Greed, it turns out, knows neither limit nor nationality. As Griffin and Masters turn over the rocks one by one to reveal what crawls beneath, it's like a tour of the reptile tank at feeding time. You start hoping everybody will get what he or she deserves, but by the end your eyes roll heavenward, not in disbelief, but because golden parachutes blot out the rising sun. You want to man an anti-aircraft gun.
Is this fair? Is this nice? Maybe not, but it's juicy as all get-out and persuasive to boot. Most of the big narrative events in "Hit and Run" are well-known. First was Sony's $4.7-billion purchase (including debt assumption) of Columbia Pictures Entertainment, which included TriStar. Then there was the $200-million buyout of Guber-Peters Entertainment, such a money-drainer that one astonished and grateful stockholder was heard to exclaim, "Those people at Sony have to be the dumbest bastards that ever lived!" Finally, and most entertainingly, Steve Ross, head of Time-Warner, forced Sony to pony up another billion or so in cash and real estate so Warner could set Guber and Peters free and unload them on Sony. "Pearl Harbor Revenged," one wag called it. Within five years Sony declared a loss of an additional $3.2 billion.
The authors are smart, no-nonsense journalists (Griffin was West Coast editor of Premiere magazine and Masters was with the Washington Post). They have written a book about victims on both sides of the Pacific, and a colorful cast of accomplices who helped subject Sony to what one studio head called "the most public screwing in the history of the movie business."
Griffin and Masters intelligently assess Sony's motivations in acquiring Columbia as a software supplier for its electronics hardware business. "Synergy" was the buzzword in Tokyo and was supposed to remove the sting of humiliation and losses Sony had suffered in its failure to make Betamax the world-standard video recorder format. With a software component to drive Betamax, all that might have gone differently, they thought.

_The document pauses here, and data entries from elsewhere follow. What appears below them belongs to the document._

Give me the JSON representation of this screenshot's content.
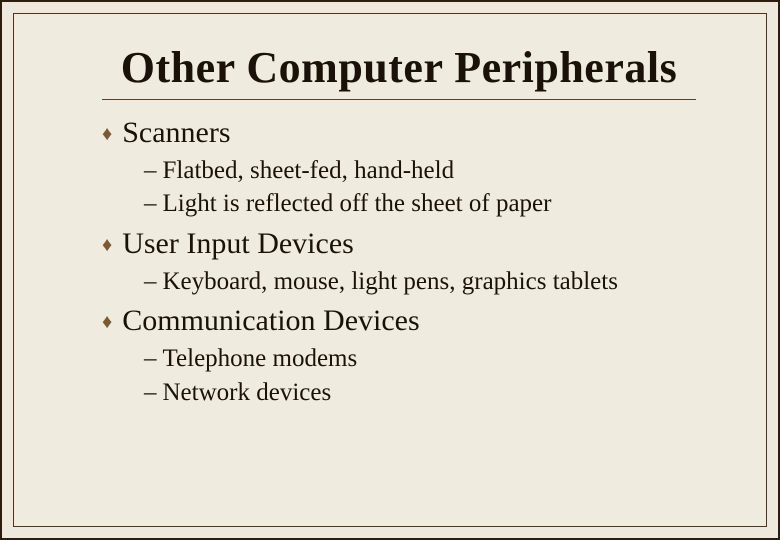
{
  "slide": {
    "title": "Other Computer Peripherals",
    "colors": {
      "background": "#efecdf",
      "outer_border": "#2b1d0f",
      "inner_border": "#4a3620",
      "title_text": "#1a1208",
      "body_text": "#1a1208",
      "bullet_diamond": "#7a5a32",
      "rule": "#5a4226"
    },
    "typography": {
      "title_fontsize_pt": 33,
      "level1_fontsize_pt": 22,
      "level2_fontsize_pt": 19,
      "font_family": "Times New Roman"
    },
    "bullets": [
      {
        "label": "Scanners",
        "sub": [
          "Flatbed, sheet-fed, hand-held",
          "Light is reflected off the sheet of paper"
        ]
      },
      {
        "label": "User Input Devices",
        "sub": [
          "Keyboard, mouse, light pens, graphics tablets"
        ]
      },
      {
        "label": "Communication Devices",
        "sub": [
          "Telephone modems",
          "Network devices"
        ]
      }
    ]
  }
}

Sony even showed some wisdom in deciding that its American studio acquisition should stay in American hands. The problem was that, through Sony's earlier purchase of CBS Records, the hands they were in belonged to Walter Yetnikoff, the New York music mogul who was, according to Griffin and Masters, "staggering toward collapse from substance abuse." Yetnikoff got detox and rehab; Sony got Guber and Peters.
Guber and Peters, brought in to manage the newly purchased studio, didn't spring full-blown from some Yetnikoff delirium. Separately or together they had been involved with such well-regarded pictures as "Midnight Express," "A Star Is Born," "Gorillas in the Mist," "Batman" and "Rain Man." They were seldom accused of actually producing them, but this is no more novel in Hollywood than credit-grabbing, at which they also appear to have been expert. Guber had studio experience at the old Columbia, and Peters, Barbra Streisand's former boyfriend, had business experience as well (as a hairdresser). Both had chutzpah, ambition and corporate experience in running Casablanca Record and FilmWorks and working with the Dutch at Polygram (with whom Sony would have been wise to have had a chat). Major careers in Hollywood have been built on less.
Griffin and Masters document all this clearly and convincingly. They are especially good on the Guber-Peters dynamic, which turned out to be the real synergy. They quote a former associate that "one is like a machine, the other is like an animal. One is mind and the other is heart. And that's why they're so good together." Cher, who worked for them on "The Witches of Eastwick," had a different view: "Jon Peters at least would scream and yell, and you knew what he was thinking. . . . Guber--you never knew what was going on with him. I mean, he'd just smile."
Somebody else notes "Peter needs a bad guy around him," which director Rob Cohen expands with "Jon completed Peter. . . . If you can have your surrogate, your alter ego, destroy everything in your path so that you can walk in on rose petals, that's a great thing."